The Interfaith Leadership Council welcomed over 300 guests to its fifth annual awards dinner on Oct. 25. Top honorees included Rip Rapson President and CEO- Kresge Foundation who received the Dr. Dan Hart Krichbaum Visionary Civic Leader Award; Hajj Eide Alawan Interfaith and Outreach Officer- Islamic Center of America who received the Community Service Award; and The Interfaith Scholars Colloquoy, recipient of the Interfaith Leadership Award.
Rapson humbly received his award at an evening emceed by Rochelle Riley of the Detroit Free Press by delivering a heartfelt and straightforward keynote, where he spoke of the importance of interfaith partnership and dialogue amidst the backdrop of the last year of a political climate that in his words has been “an assault” on the values of understanding, decency and compassion that Americans hold dear.
“We have been catapulted into an existential crisis that forces each of us to look inward, to excavate the unalterable bedrock of our faith . . . of our values … of what we stand for,” Rapson said. “That is the why the (Interfaith) Council and all it does and represents is so terribly important. You are joined in your efforts … by other organizations and institutions that share an abiding belief that our every action must reflect what we believe to be good and true and just.”
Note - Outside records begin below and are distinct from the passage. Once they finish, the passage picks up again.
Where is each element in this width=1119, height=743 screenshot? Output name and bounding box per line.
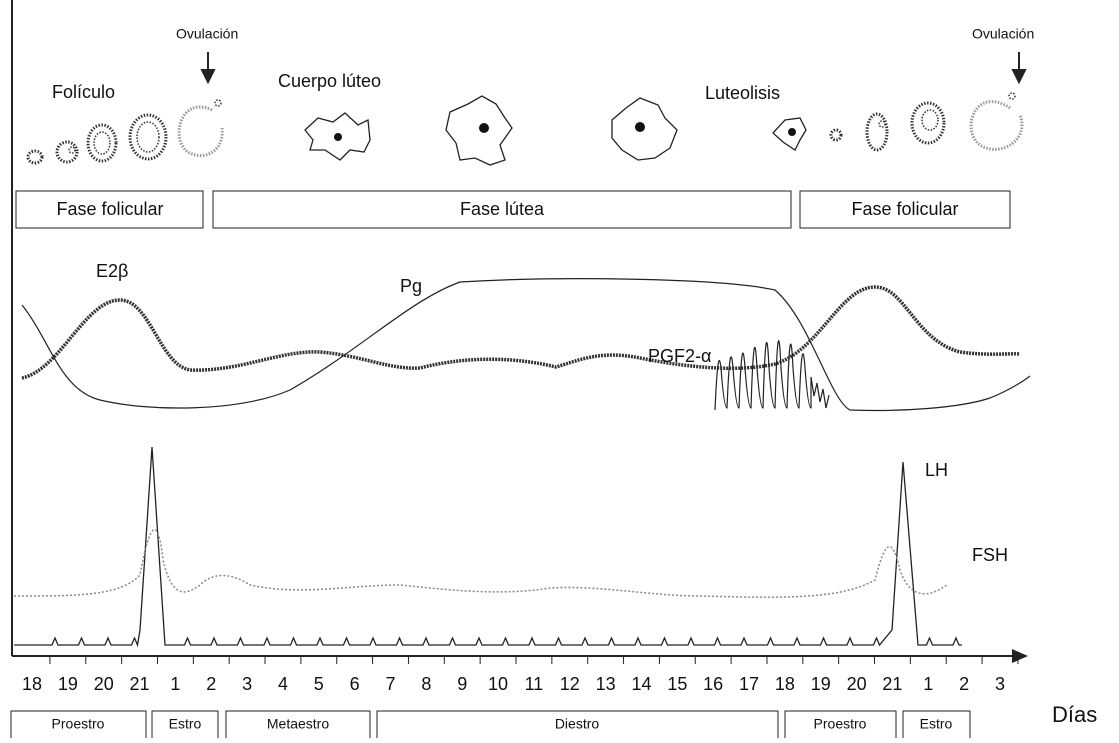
ovulation-label: Ovulación — [176, 26, 238, 42]
day-ticks: 18 19 20 21 1 2 3 4 5 6 7 8 9 10 11 12 13 14 15 16 17 18 19 20 2… — [22, 656, 1019, 694]
day-label: 15 — [667, 674, 687, 694]
day-label: 20 — [94, 674, 114, 694]
stage-label: Diestro — [555, 716, 600, 732]
ovulation-arrows — [200, 52, 1027, 85]
day-label: 3 — [242, 674, 252, 694]
axis-label: Días — [1052, 702, 1097, 727]
day-label: 11 — [525, 674, 544, 694]
fsh-label: FSH — [972, 545, 1008, 565]
stage-label: Proestro — [52, 716, 105, 732]
pg-curve — [21, 278, 1031, 412]
luteolysis-label: Luteolisis — [705, 83, 780, 103]
day-label: 2 — [959, 674, 969, 694]
ovary-icons — [26, 92, 1024, 165]
day-label: 18 — [22, 674, 42, 694]
day-label: 21 — [882, 674, 902, 694]
day-label: 12 — [560, 674, 580, 694]
day-label: 20 — [847, 674, 867, 694]
ovulation-label: Ovulación — [972, 26, 1034, 42]
day-label: 5 — [314, 674, 324, 694]
fsh-curve — [13, 528, 949, 598]
phase-box — [212, 190, 792, 229]
e2-label: E2β — [96, 261, 128, 281]
day-label: 13 — [596, 674, 616, 694]
day-label: 14 — [631, 674, 651, 694]
stage-label: Proestro — [814, 716, 867, 732]
day-label: 3 — [995, 674, 1005, 694]
day-label: 1 — [170, 674, 180, 694]
stage-label: Estro — [169, 716, 202, 732]
follicle-label: Folículo — [52, 82, 115, 102]
phase-label: Fase lútea — [460, 199, 545, 219]
day-label: 9 — [457, 674, 467, 694]
phase-label: Fase folicular — [851, 199, 958, 219]
corpus-luteum-label: Cuerpo lúteo — [278, 71, 381, 91]
lh-label: LH — [925, 460, 948, 480]
day-label: 6 — [350, 674, 360, 694]
lh-curve — [14, 446, 962, 648]
stages: Proestro Estro Metaestro Diestro Proestr… — [10, 710, 971, 742]
day-label: 19 — [58, 674, 78, 694]
pgf2-curve — [714, 340, 830, 411]
stage-label: Estro — [920, 716, 953, 732]
day-label: 8 — [421, 674, 431, 694]
pg-label: Pg — [400, 276, 422, 296]
e2-curve — [21, 285, 1021, 380]
day-label: 19 — [811, 674, 831, 694]
day-label: 21 — [130, 674, 150, 694]
stage-label: Metaestro — [267, 716, 329, 732]
axis-arrow — [1012, 649, 1028, 663]
day-label: 2 — [206, 674, 216, 694]
corpus-luteum-cores — [334, 122, 796, 141]
phase-box — [15, 190, 204, 229]
day-label: 18 — [775, 674, 795, 694]
day-label: 17 — [739, 674, 759, 694]
corpus-luteum-icons — [304, 95, 807, 166]
day-label: 10 — [488, 674, 508, 694]
day-label: 7 — [386, 674, 396, 694]
phase-box — [799, 190, 1011, 229]
pgf2-label: PGF2-α — [648, 346, 711, 366]
day-label: 1 — [923, 674, 933, 694]
day-label: 16 — [703, 674, 723, 694]
day-label: 4 — [278, 674, 288, 694]
phase-label: Fase folicular — [56, 199, 163, 219]
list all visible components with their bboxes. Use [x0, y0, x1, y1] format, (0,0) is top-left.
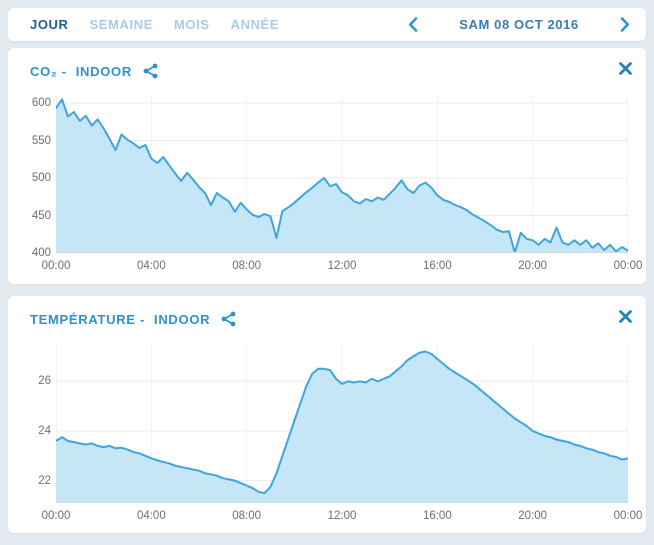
co2-module-name: INDOOR — [75, 63, 132, 79]
x-tick-label: 00:00 — [613, 260, 643, 272]
temperature-module-name: INDOOR — [154, 311, 211, 327]
y-tick-label: 600 — [31, 97, 51, 109]
temperature-chart-card: TEMPÉRATURE - INDOOR 22 24 26 00:00 04:00 08… — [8, 296, 646, 533]
x-tick-label: 16:00 — [422, 260, 452, 272]
x-tick-label: 12:00 — [327, 510, 357, 522]
y-tick-label: 550 — [31, 134, 51, 147]
next-day-button[interactable] — [612, 8, 638, 41]
x-tick-label: 08:00 — [232, 510, 262, 522]
x-tick-label: 00:00 — [613, 510, 643, 522]
current-date: SAM 08 OCT 2016 — [459, 17, 579, 32]
y-tick-label: 24 — [38, 424, 51, 437]
topbar: JOUR SEMAINE MOIS ANNÉE SAM 08 OCT 2016 — [8, 8, 646, 41]
y-tick-label: 400 — [31, 247, 51, 259]
chevron-left-icon — [408, 17, 418, 32]
x-tick-label: 08:00 — [232, 260, 262, 272]
temperature-y-axis: 22 24 26 — [8, 344, 51, 503]
close-icon — [618, 309, 632, 323]
co2-x-axis: 00:00 04:00 08:00 12:00 16:00 20:00 00:00 — [42, 260, 643, 274]
co2-close-button[interactable] — [616, 59, 634, 77]
tab-jour[interactable]: JOUR — [30, 17, 69, 32]
x-tick-label: 16:00 — [422, 510, 452, 522]
temperature-close-button[interactable] — [616, 307, 634, 325]
x-tick-label: 00:00 — [41, 260, 71, 272]
x-tick-label: 04:00 — [136, 260, 166, 272]
co2-chart-canvas — [56, 94, 628, 253]
y-tick-label: 26 — [38, 375, 51, 388]
co2-y-axis: 400 450 500 550 600 — [8, 94, 51, 259]
share-icon — [221, 311, 236, 327]
tab-annee[interactable]: ANNÉE — [230, 17, 280, 32]
temperature-chart-canvas — [56, 344, 628, 503]
x-tick-label: 20:00 — [518, 510, 548, 522]
view-tabs: JOUR SEMAINE MOIS ANNÉE — [30, 8, 279, 41]
temperature-x-axis: 00:00 04:00 08:00 12:00 16:00 20:00 00:00 — [42, 510, 643, 524]
tab-semaine[interactable]: SEMAINE — [89, 17, 153, 32]
chevron-right-icon — [620, 17, 630, 32]
y-tick-label: 500 — [31, 172, 51, 184]
temperature-card-title: TEMPÉRATURE - — [30, 311, 146, 327]
co2-share-button[interactable] — [143, 63, 158, 79]
x-tick-label: 04:00 — [136, 510, 166, 522]
x-tick-label: 12:00 — [327, 260, 357, 272]
temperature-card-header: TEMPÉRATURE - INDOOR — [30, 310, 236, 328]
temperature-share-button[interactable] — [221, 311, 236, 327]
x-tick-label: 00:00 — [41, 510, 71, 522]
close-icon — [618, 61, 632, 75]
previous-day-button[interactable] — [400, 8, 426, 41]
co2-card-title: CO₂ - — [30, 63, 67, 79]
x-tick-label: 20:00 — [518, 260, 548, 272]
y-tick-label: 22 — [38, 474, 51, 487]
co2-chart-card: CO₂ - INDOOR 400 450 500 550 600 00:00 04:00 0… — [8, 48, 646, 284]
co2-card-header: CO₂ - INDOOR — [30, 62, 158, 80]
tab-mois[interactable]: MOIS — [173, 17, 210, 32]
y-tick-label: 450 — [31, 209, 51, 222]
share-icon — [143, 63, 158, 79]
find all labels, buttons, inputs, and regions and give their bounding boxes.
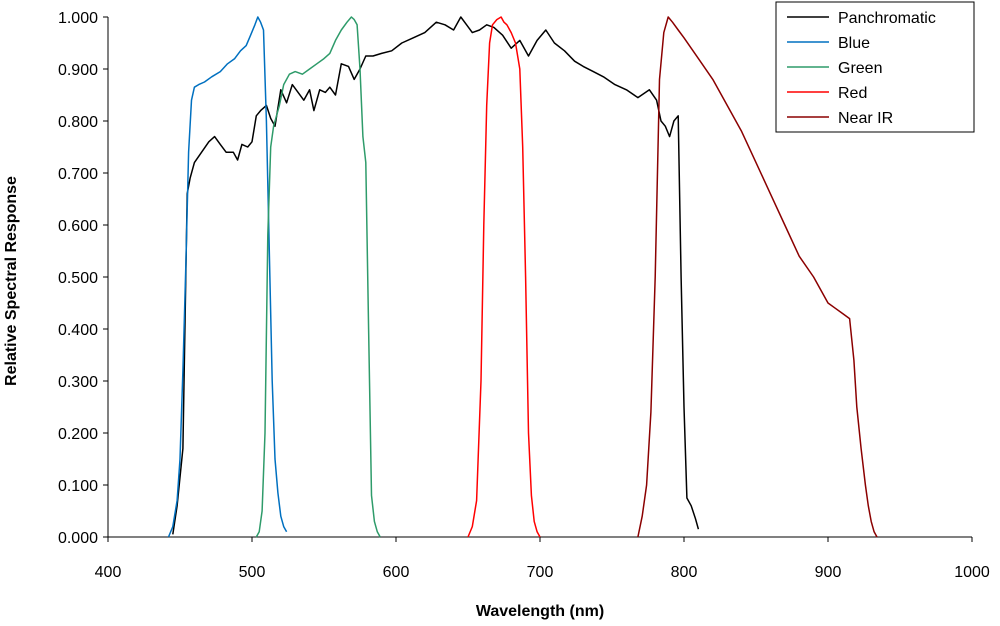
- y-tick-label: 0.800: [58, 114, 98, 131]
- x-tick-label: 1000: [954, 564, 990, 581]
- legend-label-green: Green: [838, 60, 882, 77]
- legend: Panchromatic Blue Green Red Near IR: [775, 1, 975, 133]
- x-tick-label: 700: [527, 564, 554, 581]
- x-tick-label: 600: [383, 564, 410, 581]
- y-tick-label: 0.900: [58, 62, 98, 79]
- y-axis-title: Relative Spectral Response: [3, 176, 20, 386]
- series-line-panchromatic: [172, 16, 700, 535]
- series-line-red: [467, 16, 541, 538]
- y-tick-label: 0.200: [58, 426, 98, 443]
- x-tick-label: 900: [815, 564, 842, 581]
- legend-label-near-ir: Near IR: [838, 110, 893, 127]
- y-tick-label: 0.600: [58, 218, 98, 235]
- y-tick-label: 0.100: [58, 478, 98, 495]
- y-tick-label: 0.300: [58, 374, 98, 391]
- y-tick-label: 0.400: [58, 322, 98, 339]
- x-tick-label: 500: [239, 564, 266, 581]
- y-tick-label: 0.700: [58, 166, 98, 183]
- x-axis-title: Wavelength (nm): [476, 603, 604, 620]
- series-line-green: [255, 16, 381, 538]
- legend-label-red: Red: [838, 85, 867, 102]
- y-tick-label: 0.500: [58, 270, 98, 287]
- x-tick-label: 400: [95, 564, 122, 581]
- y-tick-label: 0.000: [58, 530, 98, 547]
- legend-label-blue: Blue: [838, 35, 870, 52]
- legend-label-panchromatic: Panchromatic: [838, 10, 936, 27]
- y-tick-label: 1.000: [58, 10, 98, 27]
- series-line-blue: [167, 16, 288, 538]
- x-tick-label: 800: [671, 564, 698, 581]
- series-line-near-ir: [637, 16, 878, 538]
Rapson said that the Kresge Foundation’s values – which include opportunities that stand in opposition to racial and economic barriers; problem solving through the wisdom of intergenerational exchange and embracing the dignity and worth of the individual regardless of race, religion or orientation, among others – can serve the Detroit interfaith community in a continued and shared mission of building non-profit and civic infrastructures.
In a climate of political divisiveness and at a time when all decency seems to be “under assault,” Rapson continued that the outreach work of faith communities – either within their own religions or partnering in interfaith efforts – is more important than ever.
“The power of places of sanctuary will only grow in importance as disenfranchised, threatened, and often deeply disempowered communities look for physical, spiritual, and emotional shelter and support,” Rapson said. “The symbolic importance of who is gathered in this room tonight reflects just how central a role our mosques, churches, synagogues, and temples already play in safeguarding individual and group expression and affirmation through the warrant of worship.”
IFLC President Raman Singh said she was happy to be in the company of many old and new friends and was inspired by the words of the awardees. A veteran in interfaith work, Singh, who is a Sikh, became involved in interfaith work early in her life because of her father’s involvement in some of the early interfaith prayer services in Metro Detroit in the 1980’s and 1990’s. She became involved in IFLC when her now college-aged son participated in the organization’s 7th Grade Religious Diversity Journeys program and was also an early panelist and regular on Interfaith Odyssey for 12 years.
“From the breadth of longevity and insight of the Scholar’s Colloquy to Alwan’s lifelong commitment to interfaith work and building coalitions to Rapson’s eloquent comment on the current social situation and his call to action, I feel blessed for us all to have been together for one evening in such a diverse, multigenerational group.”
IFLC founder Bob Bruttell describes these evenings as “family reunions.” He said that attendees were inspired by Rapson’s powerful words as well as heartened by the music provided by Dearborn’s own Lu Fuki and the Divine Presence, a Dearborn-based jazz fusion band.
“When you looked around at the diversity in the room, including the musicians performing in the front of the room, it reflected back upon the diversity of our great Detroit community,” Bruttell said. “It gives you the idea of what our interfaith family truly looks like and just how welcoming this family is. I hope the evening leaves our family energized and inspired to continue the work that’s ahead of us.”
Newcomers to the dinner included Eugene McDonald, who sits on the board of the Detroit Repertory Theater. McDonald also remarked on the evening’s welcoming atmosphere and “the overall feeling of love in the room.”
“This is my first experience with the Interfaith Council and came not knowing many people. But I felt no pretense and no boundaries as many people who did not recognize me came up to greet me,” said McDonald, whose work includes helping at-risk youth learn about conflict resolution through the world of theater. “For me it was overwhelming to see the diversity and love in the room, accepting and celebrating each other’s differences. “
George Alcser, Professor Emeritus of Philosophy & Religious Studies at Marygrove College and member of the Interfaith Scholars’ Colloquy, said he welcomed the recognition of the Colloquy’s work and shares the IFLC’s vision and commitment to community and living a life grounded in respectful dialog and mutual understanding.
“We are humbled that you recognize and support our work in steadfast obligation to practice scholarship and focused, critical, and substantive analysis of the issues that unite and divide us. Our service to society is indispensable work toward a future of justice and peace.”